The album received mixed to poor reviews. Allmusic writer Aaron Badgley gave it 1½ out of 5 stars and states that "choosing to debut with a live disc was not a good idea, as this CD is full of Roberts' rants and childish cover versions. It is also the performance of an artist who does not seem to care a great deal about his audience. Sure, the Crash Test Dummies hits are here, in stripped-down, almost acoustic versions. And it is for those songs alone that CD even deserves a listen. The versions are nowhere near as good as the original studio recordings, but at least they have a form, are complete, and are listenable. His version of Britney Spears' Baby One More Time following a poem titled Circumcision is neither funny or ironic. It is plain pathetic.
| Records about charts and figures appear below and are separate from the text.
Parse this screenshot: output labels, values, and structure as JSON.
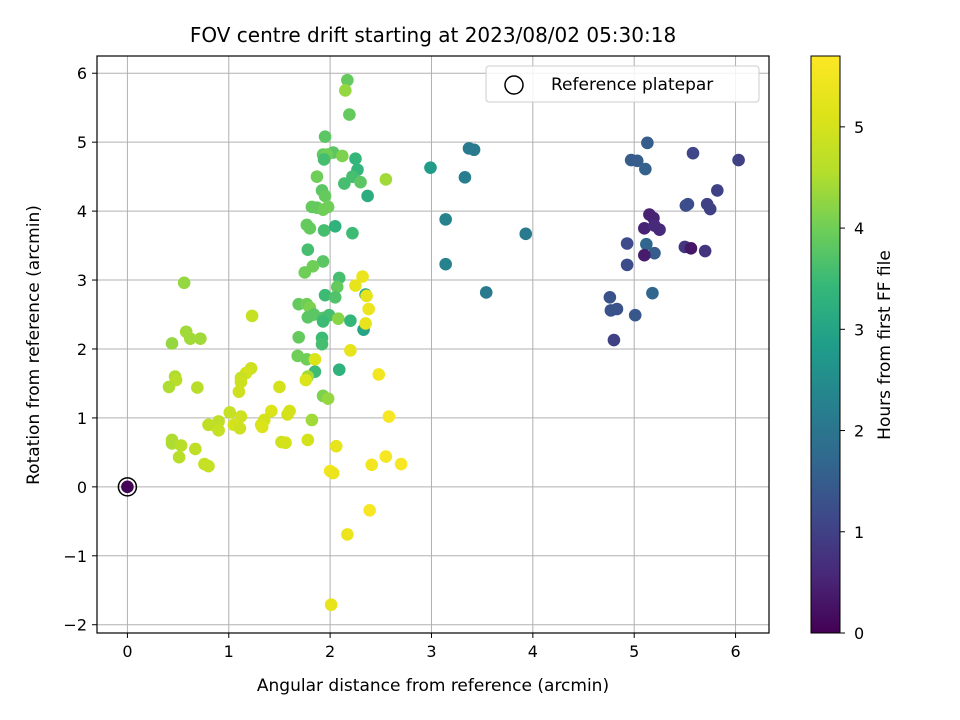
{
  "chart_data": {
    "type": "scatter",
    "title": "FOV centre drift starting at 2023/08/02 05:30:18",
    "xlabel": "Angular distance from reference (arcmin)",
    "ylabel": "Rotation from reference (arcmin)",
    "xlim": [
      -0.3,
      6.33
    ],
    "ylim": [
      -2.12,
      6.25
    ],
    "xticks": [
      "0",
      "1",
      "2",
      "3",
      "4",
      "5",
      "6"
    ],
    "yticks": [
      "−2",
      "−1",
      "0",
      "1",
      "2",
      "3",
      "4",
      "5",
      "6"
    ],
    "grid": true,
    "legend": {
      "label": "Reference platepar",
      "position": "top-right"
    },
    "colorbar": {
      "label": "Hours from first FF file",
      "range": [
        0,
        5.7
      ],
      "ticks": [
        "0",
        "1",
        "2",
        "3",
        "4",
        "5"
      ],
      "colormap": "viridis"
    },
    "reference_point": {
      "x": 0,
      "y": 0
    },
    "points": [
      {
        "x": 0.0,
        "y": 0.0,
        "h": 0.05
      },
      {
        "x": 6.03,
        "y": 4.74,
        "h": 1.0
      },
      {
        "x": 5.58,
        "y": 4.84,
        "h": 1.1
      },
      {
        "x": 5.82,
        "y": 4.3,
        "h": 1.0
      },
      {
        "x": 5.72,
        "y": 4.1,
        "h": 1.0
      },
      {
        "x": 5.75,
        "y": 4.03,
        "h": 1.0
      },
      {
        "x": 5.53,
        "y": 4.1,
        "h": 1.2
      },
      {
        "x": 5.51,
        "y": 4.08,
        "h": 1.2
      },
      {
        "x": 5.13,
        "y": 4.99,
        "h": 1.5
      },
      {
        "x": 4.97,
        "y": 4.74,
        "h": 1.5
      },
      {
        "x": 5.03,
        "y": 4.73,
        "h": 1.5
      },
      {
        "x": 5.11,
        "y": 4.61,
        "h": 1.6
      },
      {
        "x": 5.15,
        "y": 3.95,
        "h": 0.5
      },
      {
        "x": 5.19,
        "y": 3.9,
        "h": 0.5
      },
      {
        "x": 5.1,
        "y": 3.75,
        "h": 0.5
      },
      {
        "x": 5.25,
        "y": 3.73,
        "h": 0.6
      },
      {
        "x": 5.2,
        "y": 3.79,
        "h": 0.6
      },
      {
        "x": 4.93,
        "y": 3.53,
        "h": 1.2
      },
      {
        "x": 5.12,
        "y": 3.52,
        "h": 1.7
      },
      {
        "x": 5.2,
        "y": 3.39,
        "h": 1.5
      },
      {
        "x": 5.1,
        "y": 3.36,
        "h": 0.4
      },
      {
        "x": 5.5,
        "y": 3.48,
        "h": 0.8
      },
      {
        "x": 5.56,
        "y": 3.46,
        "h": 0.3
      },
      {
        "x": 5.7,
        "y": 3.42,
        "h": 0.8
      },
      {
        "x": 4.93,
        "y": 3.22,
        "h": 1.2
      },
      {
        "x": 5.18,
        "y": 2.81,
        "h": 1.7
      },
      {
        "x": 4.76,
        "y": 2.75,
        "h": 1.3
      },
      {
        "x": 4.83,
        "y": 2.58,
        "h": 1.3
      },
      {
        "x": 4.77,
        "y": 2.56,
        "h": 1.3
      },
      {
        "x": 5.01,
        "y": 2.49,
        "h": 1.4
      },
      {
        "x": 4.8,
        "y": 2.13,
        "h": 1.0
      },
      {
        "x": 3.37,
        "y": 4.91,
        "h": 2.1
      },
      {
        "x": 3.42,
        "y": 4.89,
        "h": 2.1
      },
      {
        "x": 3.33,
        "y": 4.49,
        "h": 2.2
      },
      {
        "x": 3.14,
        "y": 3.88,
        "h": 2.3
      },
      {
        "x": 3.14,
        "y": 3.23,
        "h": 2.3
      },
      {
        "x": 3.93,
        "y": 3.67,
        "h": 2.1
      },
      {
        "x": 3.54,
        "y": 2.82,
        "h": 2.1
      },
      {
        "x": 2.99,
        "y": 4.63,
        "h": 2.8
      },
      {
        "x": 2.17,
        "y": 5.9,
        "h": 3.9
      },
      {
        "x": 2.15,
        "y": 5.75,
        "h": 4.3
      },
      {
        "x": 2.19,
        "y": 5.4,
        "h": 3.9
      },
      {
        "x": 1.95,
        "y": 5.08,
        "h": 3.8
      },
      {
        "x": 1.93,
        "y": 4.82,
        "h": 3.9
      },
      {
        "x": 2.03,
        "y": 4.85,
        "h": 3.8
      },
      {
        "x": 1.97,
        "y": 4.82,
        "h": 4.0
      },
      {
        "x": 2.12,
        "y": 4.8,
        "h": 4.1
      },
      {
        "x": 2.25,
        "y": 4.76,
        "h": 3.4
      },
      {
        "x": 1.94,
        "y": 4.75,
        "h": 3.6
      },
      {
        "x": 2.27,
        "y": 4.6,
        "h": 3.4
      },
      {
        "x": 2.22,
        "y": 4.5,
        "h": 3.6
      },
      {
        "x": 2.3,
        "y": 4.42,
        "h": 3.8
      },
      {
        "x": 2.14,
        "y": 4.4,
        "h": 3.6
      },
      {
        "x": 2.55,
        "y": 4.46,
        "h": 4.4
      },
      {
        "x": 1.87,
        "y": 4.5,
        "h": 4.0
      },
      {
        "x": 1.92,
        "y": 4.3,
        "h": 3.8
      },
      {
        "x": 1.95,
        "y": 4.22,
        "h": 3.9
      },
      {
        "x": 2.37,
        "y": 4.22,
        "h": 3.2
      },
      {
        "x": 1.87,
        "y": 4.05,
        "h": 3.9
      },
      {
        "x": 1.93,
        "y": 4.02,
        "h": 4.0
      },
      {
        "x": 1.82,
        "y": 4.06,
        "h": 3.9
      },
      {
        "x": 1.98,
        "y": 4.06,
        "h": 4.0
      },
      {
        "x": 1.77,
        "y": 3.8,
        "h": 3.9
      },
      {
        "x": 1.8,
        "y": 3.75,
        "h": 3.9
      },
      {
        "x": 1.94,
        "y": 3.72,
        "h": 3.6
      },
      {
        "x": 2.05,
        "y": 3.78,
        "h": 3.3
      },
      {
        "x": 2.22,
        "y": 3.68,
        "h": 3.5
      },
      {
        "x": 1.78,
        "y": 3.44,
        "h": 3.6
      },
      {
        "x": 1.93,
        "y": 3.27,
        "h": 3.8
      },
      {
        "x": 1.83,
        "y": 3.2,
        "h": 4.0
      },
      {
        "x": 1.75,
        "y": 3.11,
        "h": 4.0
      },
      {
        "x": 2.09,
        "y": 3.03,
        "h": 3.6
      },
      {
        "x": 2.07,
        "y": 2.9,
        "h": 3.9
      },
      {
        "x": 1.95,
        "y": 2.78,
        "h": 3.5
      },
      {
        "x": 2.05,
        "y": 2.75,
        "h": 3.7
      },
      {
        "x": 2.35,
        "y": 2.79,
        "h": 3.1
      },
      {
        "x": 1.69,
        "y": 2.65,
        "h": 3.9
      },
      {
        "x": 1.77,
        "y": 2.65,
        "h": 4.0
      },
      {
        "x": 1.8,
        "y": 2.6,
        "h": 4.1
      },
      {
        "x": 1.84,
        "y": 2.5,
        "h": 3.8
      },
      {
        "x": 1.93,
        "y": 2.45,
        "h": 3.7
      },
      {
        "x": 1.99,
        "y": 2.49,
        "h": 3.6
      },
      {
        "x": 1.78,
        "y": 2.46,
        "h": 3.8
      },
      {
        "x": 2.08,
        "y": 2.44,
        "h": 4.2
      },
      {
        "x": 1.93,
        "y": 2.4,
        "h": 3.5
      },
      {
        "x": 2.2,
        "y": 2.41,
        "h": 3.4
      },
      {
        "x": 2.33,
        "y": 2.28,
        "h": 3.0
      },
      {
        "x": 1.69,
        "y": 2.17,
        "h": 3.9
      },
      {
        "x": 1.92,
        "y": 2.16,
        "h": 3.5
      },
      {
        "x": 1.92,
        "y": 2.07,
        "h": 3.6
      },
      {
        "x": 1.68,
        "y": 1.9,
        "h": 4.0
      },
      {
        "x": 1.77,
        "y": 1.85,
        "h": 4.0
      },
      {
        "x": 1.85,
        "y": 1.67,
        "h": 3.5
      },
      {
        "x": 2.09,
        "y": 1.7,
        "h": 3.3
      },
      {
        "x": 1.78,
        "y": 1.6,
        "h": 4.4
      },
      {
        "x": 1.93,
        "y": 1.32,
        "h": 4.1
      },
      {
        "x": 1.98,
        "y": 1.28,
        "h": 4.3
      },
      {
        "x": 1.82,
        "y": 0.97,
        "h": 4.4
      },
      {
        "x": 2.32,
        "y": 3.05,
        "h": 5.4
      },
      {
        "x": 2.25,
        "y": 2.92,
        "h": 5.3
      },
      {
        "x": 2.36,
        "y": 2.77,
        "h": 5.3
      },
      {
        "x": 2.38,
        "y": 2.58,
        "h": 5.4
      },
      {
        "x": 2.35,
        "y": 2.37,
        "h": 5.3
      },
      {
        "x": 2.2,
        "y": 1.98,
        "h": 5.3
      },
      {
        "x": 1.85,
        "y": 1.85,
        "h": 5.1
      },
      {
        "x": 1.76,
        "y": 1.55,
        "h": 5.1
      },
      {
        "x": 2.48,
        "y": 1.63,
        "h": 5.5
      },
      {
        "x": 2.58,
        "y": 1.02,
        "h": 5.6
      },
      {
        "x": 2.06,
        "y": 0.59,
        "h": 5.3
      },
      {
        "x": 2.0,
        "y": 0.23,
        "h": 5.5
      },
      {
        "x": 2.03,
        "y": 0.2,
        "h": 5.4
      },
      {
        "x": 2.41,
        "y": 0.32,
        "h": 5.5
      },
      {
        "x": 2.55,
        "y": 0.44,
        "h": 5.6
      },
      {
        "x": 2.7,
        "y": 0.33,
        "h": 5.6
      },
      {
        "x": 2.39,
        "y": -0.34,
        "h": 5.6
      },
      {
        "x": 2.17,
        "y": -0.69,
        "h": 5.4
      },
      {
        "x": 2.01,
        "y": -1.71,
        "h": 5.3
      },
      {
        "x": 1.23,
        "y": 2.48,
        "h": 4.8
      },
      {
        "x": 1.22,
        "y": 1.72,
        "h": 4.9
      },
      {
        "x": 1.17,
        "y": 1.65,
        "h": 5.0
      },
      {
        "x": 1.12,
        "y": 1.58,
        "h": 4.8
      },
      {
        "x": 1.12,
        "y": 1.52,
        "h": 4.9
      },
      {
        "x": 1.1,
        "y": 1.38,
        "h": 4.9
      },
      {
        "x": 1.5,
        "y": 1.45,
        "h": 5.0
      },
      {
        "x": 1.42,
        "y": 1.1,
        "h": 5.1
      },
      {
        "x": 1.6,
        "y": 1.1,
        "h": 5.0
      },
      {
        "x": 1.58,
        "y": 1.05,
        "h": 5.0
      },
      {
        "x": 1.01,
        "y": 1.08,
        "h": 4.8
      },
      {
        "x": 1.12,
        "y": 1.02,
        "h": 4.9
      },
      {
        "x": 1.35,
        "y": 0.97,
        "h": 5.0
      },
      {
        "x": 1.32,
        "y": 0.9,
        "h": 5.0
      },
      {
        "x": 1.33,
        "y": 0.87,
        "h": 5.1
      },
      {
        "x": 0.9,
        "y": 0.95,
        "h": 4.7
      },
      {
        "x": 0.8,
        "y": 0.9,
        "h": 4.7
      },
      {
        "x": 0.88,
        "y": 0.87,
        "h": 4.7
      },
      {
        "x": 0.9,
        "y": 0.82,
        "h": 4.8
      },
      {
        "x": 1.05,
        "y": 0.9,
        "h": 5.0
      },
      {
        "x": 1.11,
        "y": 0.85,
        "h": 4.9
      },
      {
        "x": 1.78,
        "y": 0.68,
        "h": 5.0
      },
      {
        "x": 1.52,
        "y": 0.65,
        "h": 4.9
      },
      {
        "x": 1.56,
        "y": 0.64,
        "h": 5.0
      },
      {
        "x": 0.56,
        "y": 2.96,
        "h": 4.3
      },
      {
        "x": 0.58,
        "y": 2.25,
        "h": 4.4
      },
      {
        "x": 0.62,
        "y": 2.15,
        "h": 4.4
      },
      {
        "x": 0.72,
        "y": 2.15,
        "h": 4.4
      },
      {
        "x": 0.44,
        "y": 2.08,
        "h": 4.3
      },
      {
        "x": 0.47,
        "y": 1.6,
        "h": 4.5
      },
      {
        "x": 0.48,
        "y": 1.55,
        "h": 4.6
      },
      {
        "x": 0.41,
        "y": 1.45,
        "h": 4.5
      },
      {
        "x": 0.69,
        "y": 1.44,
        "h": 4.6
      },
      {
        "x": 0.44,
        "y": 0.68,
        "h": 4.5
      },
      {
        "x": 0.44,
        "y": 0.63,
        "h": 4.5
      },
      {
        "x": 0.53,
        "y": 0.6,
        "h": 4.6
      },
      {
        "x": 0.67,
        "y": 0.55,
        "h": 4.7
      },
      {
        "x": 0.51,
        "y": 0.43,
        "h": 4.6
      },
      {
        "x": 0.76,
        "y": 0.33,
        "h": 4.8
      },
      {
        "x": 0.8,
        "y": 0.3,
        "h": 4.8
      }
    ]
  }
}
And his rants between songs are just the ramblings of a drunken performer (he makes it clear that he continues to drink throughout the show)."

Professional ratings
Review scores
| Source | Rating |
| Allmusic | Star Half star |

===Track listing===

Disc 1
| No. | Title | Writer(s) | Length |
|---|---|---|---|
| 1. | "Introductory Remarks" |  | 1:52 |
| 2. | "Understand Your Man" | Johnny Cash | 3:05 |
| 3. | "An aside regarding prostitution" |  | 1:09 |
| 4. | "Androgynous" | Paul Westerberg | 3:38 |
| 5. | "I Want to Par-tay!" | Brad Roberts, Greg Wells | 2:52 |
| 6. | "Oral sex is proffered by Mr Roberts in order to compensate a customer for the high ticket price" |  | 0:35 |
| 7. | "Cocaine" | Gary Davis | 4:14 |
| 8. | "Give Yourself A Hand" | Roberts, Wells | 3:28 |
| 9. | "Trident Gum Theme" |  | 1:33 |
| 10. | "Da Do Ron Ron" | Jeff Barry, Ellie Greenwich, Phil Spector | 3:49 |
| 11. | "A discussion of bowel difficulties during the performance" |  | 1:06 |
| 12. | "Afternoons and Coffeespoons" | Roberts | 4:19 |
| 13. | "A Poem, "Scientific Management", is read" |  | 3:08 |
| 14. | "Keep a Lid on Things" | Roberts, Wells | 2:43 |
| 15. | "A hilariously derisive account of my heritage ensues, as I banter on, ever more wittily, the scotch now coursing through my body as I experience an ever increasing alcohol-induced euphoria" |  | 1:01 |
| 16. | "Superman's Song" | Roberts | 5:00 |

Disc 2
| No. | Title | Writer(s) | Length |
|---|---|---|---|
| 1. | "Relation between bass baritone guitar and the penis is discussed" |  | 1:23 |
| 2. | "God Shuffled His Feet" | Roberts | 3:52 |
| 3. | "My Freedom from all STD's is firmly and self-servingly established" |  | 1:04 |
| 4. | "A Cigarette Is All You Get" | Roberts, Wells | 3:13 |
| 5. | "He Liked to Feel It" | Roberts | 4:09 |
| 6. | "The String Change Song" |  | 2:32 |
| 7. | "Delilah" | Les Reed, Barry Mason | 4:33 |
| 8. | "La Grange" | Frank Beard, Billy Gibbons, Joel Michael Dusty Hill | 2:54 |
| 9. | "Torontonian's: Pro's and Con's" |  | 1:10 |
| 10. | "Unbreak My Heart" | Diane Warren | 4:36 |
| 11. | "My Reputation in the politically correct press as "Crash Test Drunkard"" |  | 1:31 |
| 12. | "Bette Davis Eyes" | Donna Weiss and Jackie DeShannon | 2:53 |
| 13. | "Another poem, entitled "Circumcision" is read" |  | 3:33 |
| 14. | "Baby One More Time" | Martin Carl Sandberg | 3:29 |
| 15. | "Mmm Mmm Mmm" | Roberts | 5:27 |
| 16. | "Encore" (Superman's Song Reprise) | Roberts | 0:51 |

=== Personnel ===
- Brad Roberts – lead vocals, acoustic guitar, bass baritone guitar
- Murray Pulver – back-up vocals, acoustic guitar, electric guitar

==Film==

Crash Test Dude was also released as a rockumentary film. The film features a candid, behind-the-scenes look at Brad Robert's solo tour across Canada and the Northern U.S.